Our results without the reservoir are consistent with previous results. Cochlear filtering achieves approximately a 60% word success rate (around 40% for MFCC) by itself on clean isolated digits of AURORA-2 database25. We obtain 63.24% (89.14–25.90%, see the last column of the first line of Table 4) for the cochlear filter and 42.26% (92.96–50.70%, see the last column of the first line of Table 3) for the MFCC filter.

Conclusion

We test different frequency filtering methods as stand alone feature extractors. Training a linear classifier on the \({{\bf{R}}}_{\sigma }\) vectors for the classic TI-46 spoken digit data base, both the cochleagram and the MFCC filter give high identification rates without further processing. On the other hand, the real part of a linear spectrogram does not separate the inputs of different digit classes. Non-linearly transforming the spectrogram, gives similar results to the cochleagram and MFCC filters, stressing that the separation found for the MFCC and cochlear classifiers is due to the presence of non-linearity, with a minor effect due to the particular type of non-linear transformation.

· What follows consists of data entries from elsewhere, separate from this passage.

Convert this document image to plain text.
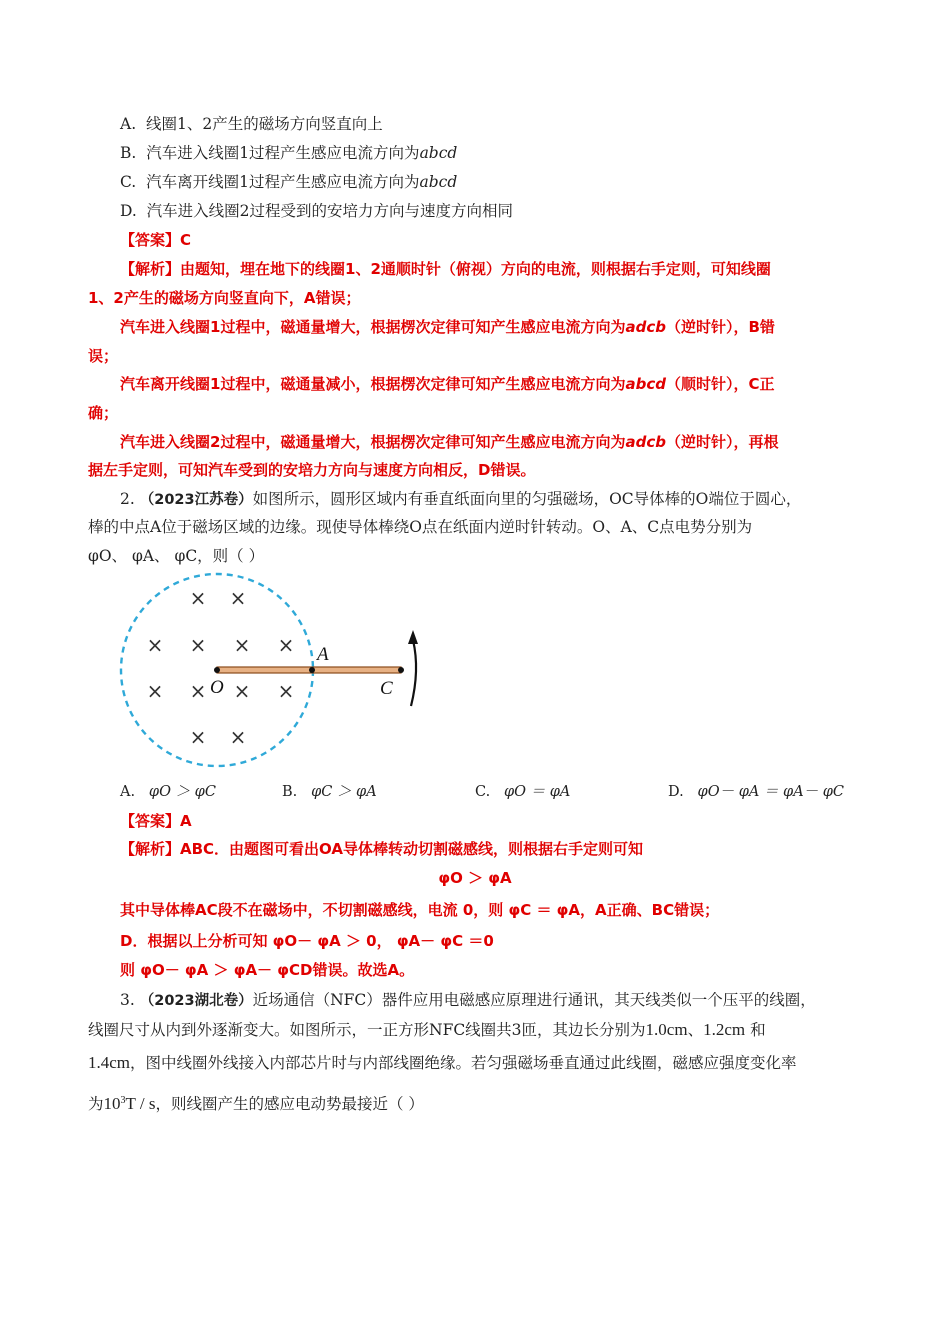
A. 线圈1、2产生的磁场方向竖直向上
B. 汽车进入线圈1过程产生感应电流方向为abcd
C. 汽车离开线圈1过程产生感应电流方向为abcd
D. 汽车进入线圈2过程受到的安培力方向与速度方向相同
【答案】C
【解析】由题知，埋在地下的线圈1、2通顺时针（俯视）方向的电流，则根据右手定则，可知线圈
1、2产生的磁场方向竖直向下，A错误；
汽车进入线圈1过程中，磁通量增大，根据楞次定律可知产生感应电流方向为adcb（逆时针），B错
误；
汽车离开线圈1过程中，磁通量减小，根据楞次定律可知产生感应电流方向为abcd（顺时针），C正
确；
汽车进入线圈2过程中，磁通量增大，根据楞次定律可知产生感应电流方向为adcb（逆时针），再根
据左手定则，可知汽车受到的安培力方向与速度方向相反，D错误。
2. （2023江苏卷）如图所示，圆形区域内有垂直纸面向里的匀强磁场，OC导体棒的O端位于圆心，
棒的中点A位于磁场区域的边缘。现使导体棒绕O点在纸面内逆时针转动。O、A、C点电势分别为
φO、 φA、 φC，则（ ）
× ×
× × × ×
× × × ×
× ×
O
A
C
A. φO ＞ φC	B. φC ＞ φA	C. φO ＝ φA	D. φO－ φA ＝ φA－ φC
【答案】A
【解析】ABC．由题图可看出OA导体棒转动切割磁感线，则根据右手定则可知
φO ＞ φA
其中导体棒AC段不在磁场中，不切割磁感线，电流 0，则 φC ＝ φA，A正确、BC错误；
D．根据以上分析可知 φO－ φA ＞ 0， φA－ φC ＝0
则 φO－ φA ＞ φA－ φCD错误。故选A。
3. （2023湖北卷）近场通信（NFC）器件应用电磁感应原理进行通讯，其天线类似一个压平的线圈，
线圈尺寸从内到外逐渐变大。如图所示，一正方形NFC线圈共3匝，其边长分别为1.0cm、1.2cm 和
1.4cm，图中线圈外线接入内部芯片时与内部线圈绝缘。若匀强磁场垂直通过此线圈，磁感应强度变化率
为$10^3T$ / s，则线圈产生的感应电动势最接近（ ）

In a second part, a non-linear oscillator is added to process the filtered input. The gain in word recognition due to the non-linear oscillator is computed for each filtering method. The non-linear oscillator is simulated and found to be in excellent agreement with experimental results with magnetic nano-oscillators. For the non-linear methods MFCC, Spectro HP, and cochleagram, the gain of word recognition is small, despite a nearly perfect word recognition. On the the other hand, for the linear spectrogram, the gain of word recognition is much higher even if the final word recognition is maximum 80%.

An important lesson is that when evaluating hardware systems with speech recognition tasks, the final word recognition rate should be interpreted with caution. If a very efficient filtering is used to preprocess the input, the hardware system may not be adding much performance. A hardware system only adds something if it provides improved word recognition. It should be noted that the use of more complicated datasets, such as the proprietary spoken digits dataset used in21,25, or the inclusion of babble noise in the dataset would lead to significantly different results. The takeaway of our work is that, in order to test and compare hardware systems, using a linear spectrogram eases the interpretation of the results, because it does not introduce any separation of the input prior the hardware system. Furthermore, we show that a simple but powerful transformation like our Spectro HP filter starting from a simple spectrogram achieves state-of-the-art results (simulations and experimentally) without applying any specific acoustic filter that mimics the human auditory system (like the cochleagram or the MFCC filter).

Testing on the AURORA-2 dataset reveals that under noisy conditions the cochlear filter performs better by itself than the MFCC filter but the gain brought by the neural network is two times better on average for the MFCC filter and the overall word success rate is higher for the MFCC filter than for the cochlear filter.